Hábitos saludables para evitar la hinchazón, pesadez o ardor de estómago

Hinchazón, pesadez, ardor… ¿te resultan familiares estos síntomas? Te mostramos algunos consejos para evitarlo

Aunque lo habitual es que la digestión se lleve a cabo sin ninguna molestia, hay una serie de factores que pueden generar trabas durante el proceso metabólico. Los alimentos hacen un complejo recorrido: boca (glándulas salivales), faringe, esófago, estómago, intestino delgado e intestino grueso; y es en cada una de las zonas de paso donde pueden producirse esos problemas que impiden la correcta asimilación de los alimentos.

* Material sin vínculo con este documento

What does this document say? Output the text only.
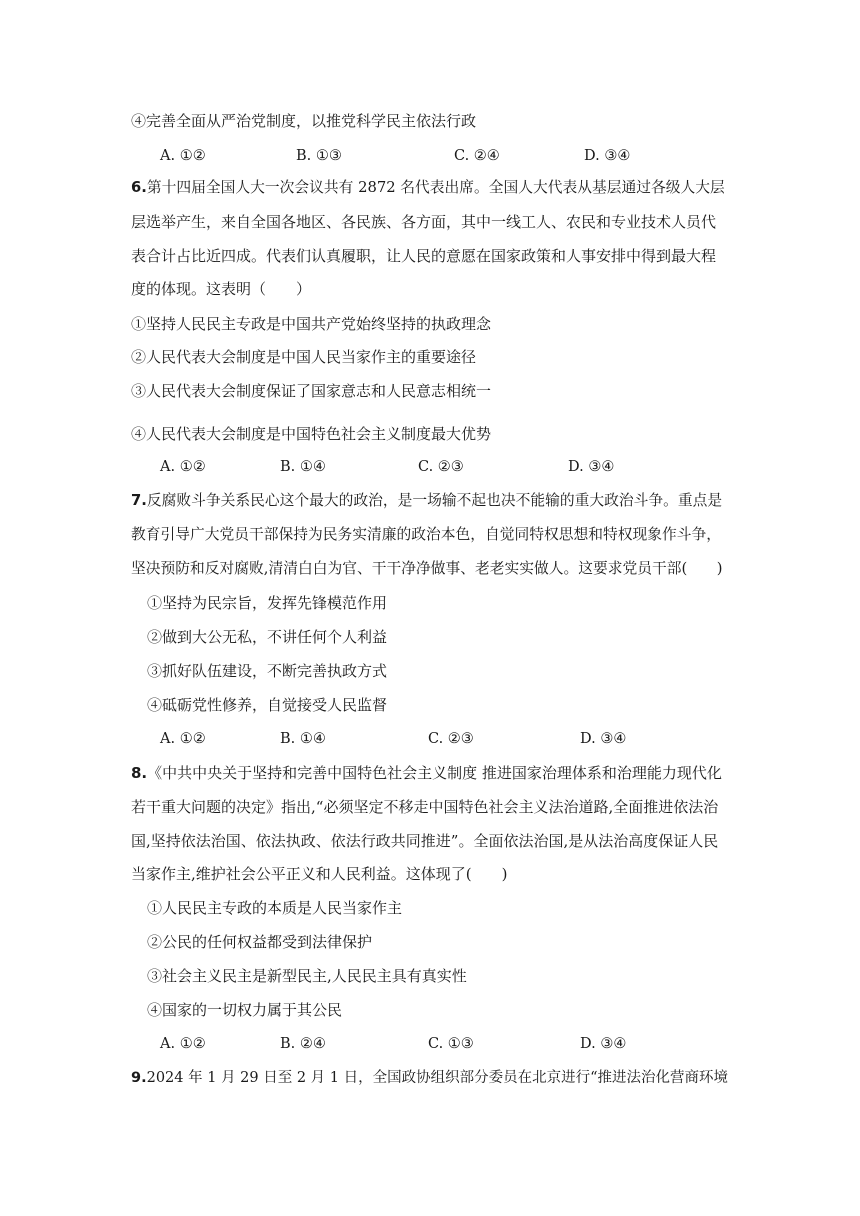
④完善全面从严治党制度，以推党科学民主依法行政
A. ①②	B. ①③	C. ②④	D. ③④
6.第十四届全国人大一次会议共有 2872 名代表出席。全国人大代表从基层通过各级人大层
层选举产生，来自全国各地区、各民族、各方面，其中一线工人、农民和专业技术人员代
表合计占比近四成。代表们认真履职，让人民的意愿在国家政策和人事安排中得到最大程
度的体现。这表明（　　）
①坚持人民民主专政是中国共产党始终坚持的执政理念
②人民代表大会制度是中国人民当家作主的重要途径
③人民代表大会制度保证了国家意志和人民意志相统一
④人民代表大会制度是中国特色社会主义制度最大优势
A. ①②	B. ①④	C. ②③	D. ③④
7.反腐败斗争关系民心这个最大的政治，是一场输不起也决不能输的重大政治斗争。重点是
教育引导广大党员干部保持为民务实清廉的政治本色，自觉同特权思想和特权现象作斗争，
坚决预防和反对腐败,清清白白为官、干干净净做事、老老实实做人。这要求党员干部(　　)
①坚持为民宗旨，发挥先锋模范作用
②做到大公无私，不讲任何个人利益
③抓好队伍建设，不断完善执政方式
④砥砺党性修养，自觉接受人民监督
A. ①②	B. ①④	C. ②③	D. ③④
8.《中共中央关于坚持和完善中国特色社会主义制度 推进国家治理体系和治理能力现代化
若干重大问题的决定》指出,“必须坚定不移走中国特色社会主义法治道路,全面推进依法治
国,坚持依法治国、依法执政、依法行政共同推进”。全面依法治国,是从法治高度保证人民
当家作主,维护社会公平正义和人民利益。这体现了(　　)
①人民民主专政的本质是人民当家作主
②公民的任何权益都受到法律保护
③社会主义民主是新型民主,人民民主具有真实性
④国家的一切权力属于其公民
A. ①②	B. ②④	C. ①③	D. ③④
9.2024 年 1 月 29 日至 2 月 1 日，全国政协组织部分委员在北京进行“推进法治化营商环境
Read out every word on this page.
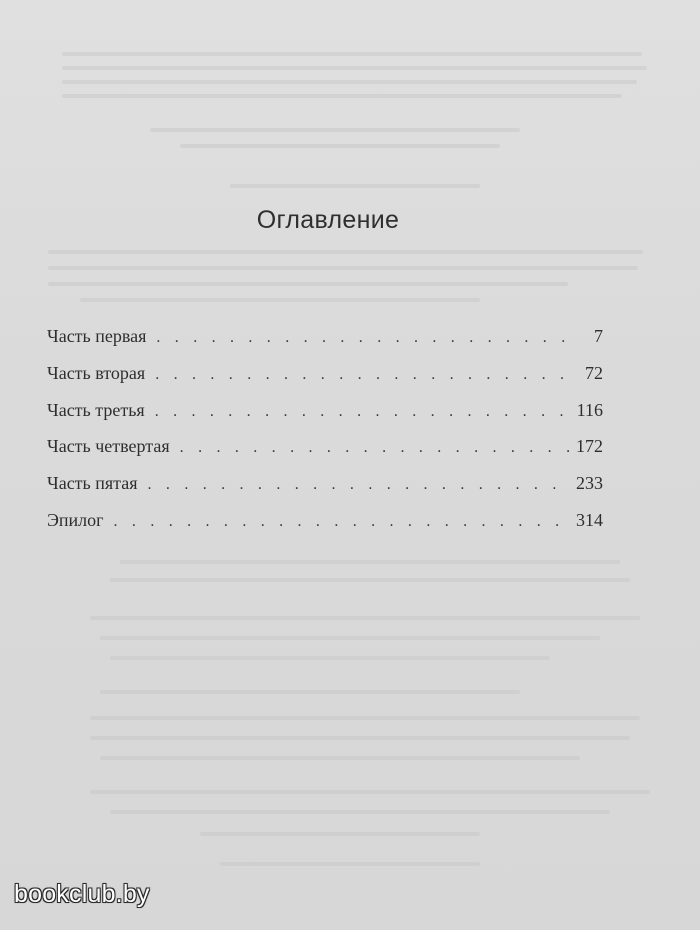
Оглавление
Часть первая . . .	7
Часть вторая . . .	72
Часть третья . . .	116
Часть четвертая . . .	172
Часть пятая . . .	233
Эпилог . . .	314
bookclub.by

En la boca, se mastican y se mezclan con saliva, cuyas enzimas empiezan a fraccionar los nutrientes que hemos ingerido. Una vez en el estómago, los jugos gástricos someten los nutrientes a reacciones químicas, facilitando su completa absorción en nuestro organismo. Los restos de alimentos no absorbidos por el aparato digestivo van al colon o intestino grueso. Allí los movimientos intestinales empujan este contenido, que avanzará en función del ritmo de tránsito. Al final del proceso, tendrá lugar la evacuación.

En pocas palabras, la digestión es el conjunto de procesos mecánicos y químicos destinados a convertir el alimento en sustancias que puedan ser asimilables directamente por nuestros tejidos, es decir, descomponer el alimento en los principios inmediatos (carbohidratos, lípidos y proteínas) que las células de nuestro organismo necesitan diariamente para vivir, eliminando los desechos.

Hábitos saludables para evitar la hinchazón, pesadez o ardor de estómago

El páncreas tiene un papel importante en este sentido ya que segrega bicarbonato, agua y las principales enzimas necesarias para la descomposición de los alimentos; así la amilasa hidroliza hidratos de carbono complejos, lipasa hidroliza las grasas y proteasa, las proteínas. La mezcla de todas ellas se llama pancreatina.

Síntomas de la digestión pesada

Las molestias pueden aparecer en personas que sufren de algún síndrome intestinal, que tengan una flora intestinal pobre, como consecuencia de una comida muy copiosa o del estrés; y entre los problemas más comúnes destacan:
• Gases. Suelen aparecer al comer deprisa, ya que se ingiere más aire.
• Pesadez de estómago. Sensación de vientre lleno habiendo comido poco.
• Acidez de estómago. Ardor que sube desde el estómago a la garganta.
• Náuseas y vómitos: es un indicador de no haber tolerado bien algún alimento.

Buenos hábitos que et andarán a evitar la pesadez tras las comidas

• Hierve las legumbres en agua y déjalas reposar una hora. La cocción puede reducir la cantidad de gas que producen.
• Procura tomar a diario hortalizas frescas, frutas (mejor con piel) e introduce alimentos integrales de forma progresiva.
Consume legumbres y frutos secos.
• Incluir a diario dos lácteos fermentados con bifidobacterias.
• Usa cocciones suaves (vapor, horno, papillote) y evita las grasas, salsas y picantes.
• Procura moderar el consumo de alimentos flatulentos como coles de Bruselas, habas, alubias, lechuga, repollo, apio, cebolla, brócoli, alcachofa, polioles, etc.
• Practica actividad física moderada.
• Haz comidas fraccionadas y frecuentes sin aumentar la ingesta total de calorías.
• Procura comer en un ambiente relajado.
• Evita el consumo de sustancias tóxicas.